A Scream, A Growl
Series of five prints
A Scream, A Growl is a print series illustrating a speculative narrative I conceived of based on archival material from the 1955 exhibition, “Textiles and Ornamental Arts of India” at the Museum of Modern Art (MoMA) in New York. The work considers an encounter between the dancer Shanta Rao, who was at the museum for a Bharatanatyam performance in conjunction with the exhibition, and Tipu’s Tiger, one of the exhibition objects on loan from the Victoria and Albert (V&A) Museum in London. I imagine the connection Rao might have felt with the instrument given her dual roles as dancer and an unofficial ambassador of the classical Indian dances. As the former, she was determined to assert ownership over her work; as the latter, she felt restricted by government patronage, but was also, at times, a gatekeeper of the very same classical traditions she was disseminating. In the series, the dancer and mechanical organ merge to become one hybrid being.
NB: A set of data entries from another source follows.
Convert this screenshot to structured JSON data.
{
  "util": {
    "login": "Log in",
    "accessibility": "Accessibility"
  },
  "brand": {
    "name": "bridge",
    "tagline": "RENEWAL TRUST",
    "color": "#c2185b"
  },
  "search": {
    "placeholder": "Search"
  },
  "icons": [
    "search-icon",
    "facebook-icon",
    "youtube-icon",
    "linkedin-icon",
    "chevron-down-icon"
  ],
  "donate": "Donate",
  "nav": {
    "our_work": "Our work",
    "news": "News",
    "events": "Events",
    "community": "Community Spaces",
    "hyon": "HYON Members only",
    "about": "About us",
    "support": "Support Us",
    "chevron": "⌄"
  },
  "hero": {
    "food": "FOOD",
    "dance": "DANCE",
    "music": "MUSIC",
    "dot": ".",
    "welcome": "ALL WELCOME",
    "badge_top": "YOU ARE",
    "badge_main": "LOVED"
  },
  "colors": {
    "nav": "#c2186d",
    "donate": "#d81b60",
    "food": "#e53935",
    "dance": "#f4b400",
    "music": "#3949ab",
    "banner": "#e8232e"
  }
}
Part Bharatanatyam dancer, part British soldier, part man-eating tiger out for revenge, and part wooden automaton and pipe organ, the creature embodies the complex, persistent, and inextricable colonial legacies that are attached to exhibitionmaking, collecting-building, cultural production, and cultural memory. The images act as a critique of—and sympathetic response to—the people and looted objects that become tools for cultural exchange and the promotion of empire.